Today the Supreme Court denied cert in Wilson v. Hawaii, which I wrote about here. Justice Thomas wrote a statement respecting the denial of cert, joined by Justice Alito. The posture of the case is a bit unusual. The defendant was convicted of carrying a firearm without a license. At the time, Hawaii imposed a "may issue" conceal carry law. It turns out that Wilson had never applied for a carry permit. To challenge his conviction, the defendant argued that Hawaii's carry law runs afoul of Bruen. However, the Hawaii Supreme Court held that he could not raise the Second Amendment as a defense against the carry regime. Justice Thomas explains:
There, the [state] court invoked state standing law to avoid any meaningful Second Amendment analysis. It held that, because Wilson had not applied for a license and had not been charged with violating the licensing statute itself (which was not a criminal statute), he lacked standing to challenge the particulars of the licensing regime. Id., at 12–13, 543 P. 3d, at 444–445. Instead, he could argue only that the Second Amendment categorically forbids state licensing regimes. Because that is not the case, the court held, Hawaii's prohibitions on unlicensed carry "do not graze Wilson's Second Amendment right."
Justice Thomas explained why this approach is mistaken:
A defendant can always raise unconstitutionality as a defense "where a statute is invalid upon its face and an attempt is made to enforce its penalties in violation of constitutional right." Smith v. Cahoon, 283 U. S. 553, 562 (1931). A "long line of precedent" confirms this point. See, e.g., City of Lakewood v. Plain Dealer Publishing Co., 486 U. S. 750, 755–757 (1988) (collecting cases).

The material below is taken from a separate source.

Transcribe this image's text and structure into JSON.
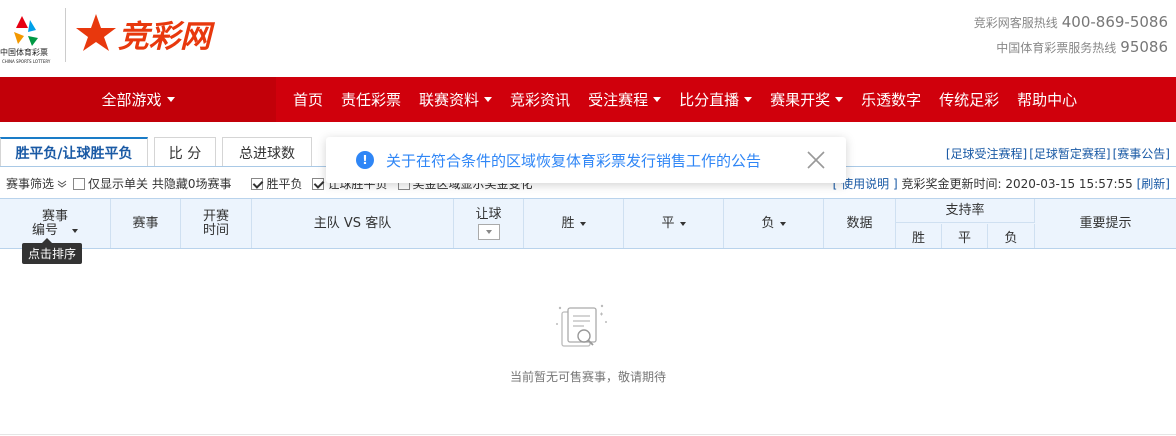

Even though Wilson was not being prosecuted for violating the civil registration law, the defendant could still challenge the government's enforcement action based on the unconstitutionality of the gun control law.
Here, the Defendant does not need any sort of cause of action to raise the unconstitutionality of the statute. The Constitution is being used as a "shield."
However, Justice Thomas does not say that "A defendant can always raise unconstitutionality," full stop. It can always be raised as a "defense" or a "shield." But for the Constitution to be raised as a "sword" to seek affirmative relief, a cause of action is needed. Justice Thomas recognized this principle in last term in DeVillier v. Texas:
Constitutional rights do not typically come with a built-in cause of action to allow for private enforcement in courts. See Egbert v. Boule, 596 U. S. 482, 490–491 (2022). Instead, constitutional rights are generally invoked defensively in cases arising under other sources of law, or asserted offensively pursuant to an independent cause of action designed for that purpose, see, e.g., 42 U. S. C. §1983. (slip op. at 5.)
Wilson should have been able to invoke the Second Amendment defensively, but could only assert it offensively with a cause of action.
Justice Thomas continues to bring clarity to an area of that is often misunderstood.
For those interested in reading further, Seth Barrett Tillman and I discuss the sword-shield dichotomy in Sweeping and Forcing (pp. 389–404); see also Anderson v. Griswold, Colo., 543 P.3d 283, 348, 351 & n.7, 356 (Colo. Dec. 19, 2023) (Samour, J., dissenting) (citing Sweeping and Forcing, supra) (adopting the sword-shield dichotomy as basis for dismissing plaintiffs' purported Section 3 action).